Within a year, Gottschalks was replaced by Kohl’s, another major department store. SPI announced it would retool the mill and reopen it, bringing back 130 jobs. What Cope describes as a national retail tenant “or tenants” will soon be moving into the vacant Mervyn’s store. Other good things are happening, too.
Lowe’s, the national hardware store chain, opened on Sonora’s outskirts, as did another country store, Tractor Supply. More importantly, perhaps, Sandvik, a manufacturer of machinery used by high-tech companies, declared in February 2010 it would increase its 102-person Standard workforce by another 150 workers within three years. By December it had already added 76 of those jobs.
Tuolumne County’s achievements are rooted in a 2008 pact between county government and Sonora city officials to invest in a partnership that resulted in the formation of the Economic Development Authority. It succeeded earlier, unsuccessful efforts, some of which were too dependent on private funding.
Public offic ials knew they had “to do something,” Cope said.
“The only way to get additional revenues in, to hopefully pay to get more police officers back in or get more firefighters back in, to get more roadways repaired, the only way you do that, is you have to create more income into the county,” he explained.
“If you don’t,” he continued with discrete candor, “you can be five years down the road and the state can still be stealing your funds and now you haven’t created anything to dig yourself out of the hole.”
Cope said retailers focus on population density, and that while some Calaveras County communities are big enough to attract the likes of Starbucks, they are unlikely to appeal to large stores.
“We pull people from western Stanislaus County; we pull people from Calaveras County; we pull also a fair number of tourists,” he said. The retailers, especially the bigger ones, know that Calaveras residents will drive either to their stores in Sonora or in Jackson, so they won’t build another store between the two.
Tuolumne County also has a good handle on visitors, recognizing that if they can divert just 5 percent of the shopping potential of 4.5 million people annually heading to the Stanislaus National Forest or Yosemite National Park, they can attract big retailers. Plus, the tourists now know they don’t need to stop in Manteca or Modesto for their camping supplies on their way up the hill.
All this said, Cope offered some hope for Calaveras County.

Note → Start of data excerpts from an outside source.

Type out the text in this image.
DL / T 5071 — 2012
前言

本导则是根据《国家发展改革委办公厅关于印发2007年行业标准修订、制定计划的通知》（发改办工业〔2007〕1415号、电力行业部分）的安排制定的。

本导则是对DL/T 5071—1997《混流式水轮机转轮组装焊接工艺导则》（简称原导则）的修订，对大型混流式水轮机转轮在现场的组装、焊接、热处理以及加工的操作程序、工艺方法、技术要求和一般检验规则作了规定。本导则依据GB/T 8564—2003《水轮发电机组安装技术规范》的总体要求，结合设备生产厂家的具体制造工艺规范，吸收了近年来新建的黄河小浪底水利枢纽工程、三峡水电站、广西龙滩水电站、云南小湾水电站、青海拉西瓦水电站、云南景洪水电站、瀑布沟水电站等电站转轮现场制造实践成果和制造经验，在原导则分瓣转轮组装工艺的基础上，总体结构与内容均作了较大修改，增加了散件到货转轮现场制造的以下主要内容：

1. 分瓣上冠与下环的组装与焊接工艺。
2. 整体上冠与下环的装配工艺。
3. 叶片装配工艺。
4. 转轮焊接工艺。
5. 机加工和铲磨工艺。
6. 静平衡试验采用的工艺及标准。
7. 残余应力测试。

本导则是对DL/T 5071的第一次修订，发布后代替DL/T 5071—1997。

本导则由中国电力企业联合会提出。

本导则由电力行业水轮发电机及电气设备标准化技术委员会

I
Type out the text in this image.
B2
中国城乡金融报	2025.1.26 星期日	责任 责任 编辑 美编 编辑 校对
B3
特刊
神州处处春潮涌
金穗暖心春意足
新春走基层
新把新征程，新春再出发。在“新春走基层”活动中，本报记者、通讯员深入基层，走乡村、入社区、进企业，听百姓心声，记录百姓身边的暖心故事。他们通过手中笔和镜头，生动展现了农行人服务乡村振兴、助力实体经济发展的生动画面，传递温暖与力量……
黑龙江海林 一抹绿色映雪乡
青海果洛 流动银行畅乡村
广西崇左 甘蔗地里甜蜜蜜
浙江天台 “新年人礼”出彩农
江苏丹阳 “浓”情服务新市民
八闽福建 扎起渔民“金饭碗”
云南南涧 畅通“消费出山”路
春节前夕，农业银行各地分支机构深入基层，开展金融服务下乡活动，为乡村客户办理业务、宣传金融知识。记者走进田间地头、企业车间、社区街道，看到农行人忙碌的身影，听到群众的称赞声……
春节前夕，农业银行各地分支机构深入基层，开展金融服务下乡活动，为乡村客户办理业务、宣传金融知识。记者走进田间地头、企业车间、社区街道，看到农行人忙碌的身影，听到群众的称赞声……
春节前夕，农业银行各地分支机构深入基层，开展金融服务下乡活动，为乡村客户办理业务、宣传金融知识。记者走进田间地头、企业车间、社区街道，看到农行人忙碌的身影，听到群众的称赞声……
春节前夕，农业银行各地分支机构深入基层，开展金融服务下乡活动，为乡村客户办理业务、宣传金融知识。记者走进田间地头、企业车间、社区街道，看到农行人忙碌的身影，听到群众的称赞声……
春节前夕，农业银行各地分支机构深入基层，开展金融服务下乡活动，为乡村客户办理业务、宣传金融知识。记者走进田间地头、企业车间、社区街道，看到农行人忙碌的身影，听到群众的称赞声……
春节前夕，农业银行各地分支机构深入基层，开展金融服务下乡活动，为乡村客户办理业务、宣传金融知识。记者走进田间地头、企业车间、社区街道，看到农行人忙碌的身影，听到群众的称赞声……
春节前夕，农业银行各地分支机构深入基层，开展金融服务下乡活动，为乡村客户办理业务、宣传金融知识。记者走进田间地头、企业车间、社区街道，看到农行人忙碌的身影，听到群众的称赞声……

“You do have an advantage,” he said. “I believe you guys have some natural gas supplies in your county. That would be one definite thing you could be looking at marketing because that is very rare in the Mother Lode.”
He’s talking about an 8-inch natural gas line brought by Pacific Gas & Electric Co. from Rio Vista to San Andreas in 1940 to supply the now closed Calaveras Cement plant’s kilns. The line was extended to serve most of the town of San Andreas, giving its residents to this day a less costly alternative to propane and electricity.
The gas line’s potential to serve an industrial or manufacturing plant remains unrealized since the demise of cement operations in 1983.
So how do you market something like access to natural gas?
“Everyone needs to partner,” Cope said. “Everyone needs to get on the same plate. Whether or not it locates in San Andreas or Angels Camp or wherever, it’s going to benefit the entire community, so let’s work together. That’s really the first step they did here, even before I got here. The city and the county got together.”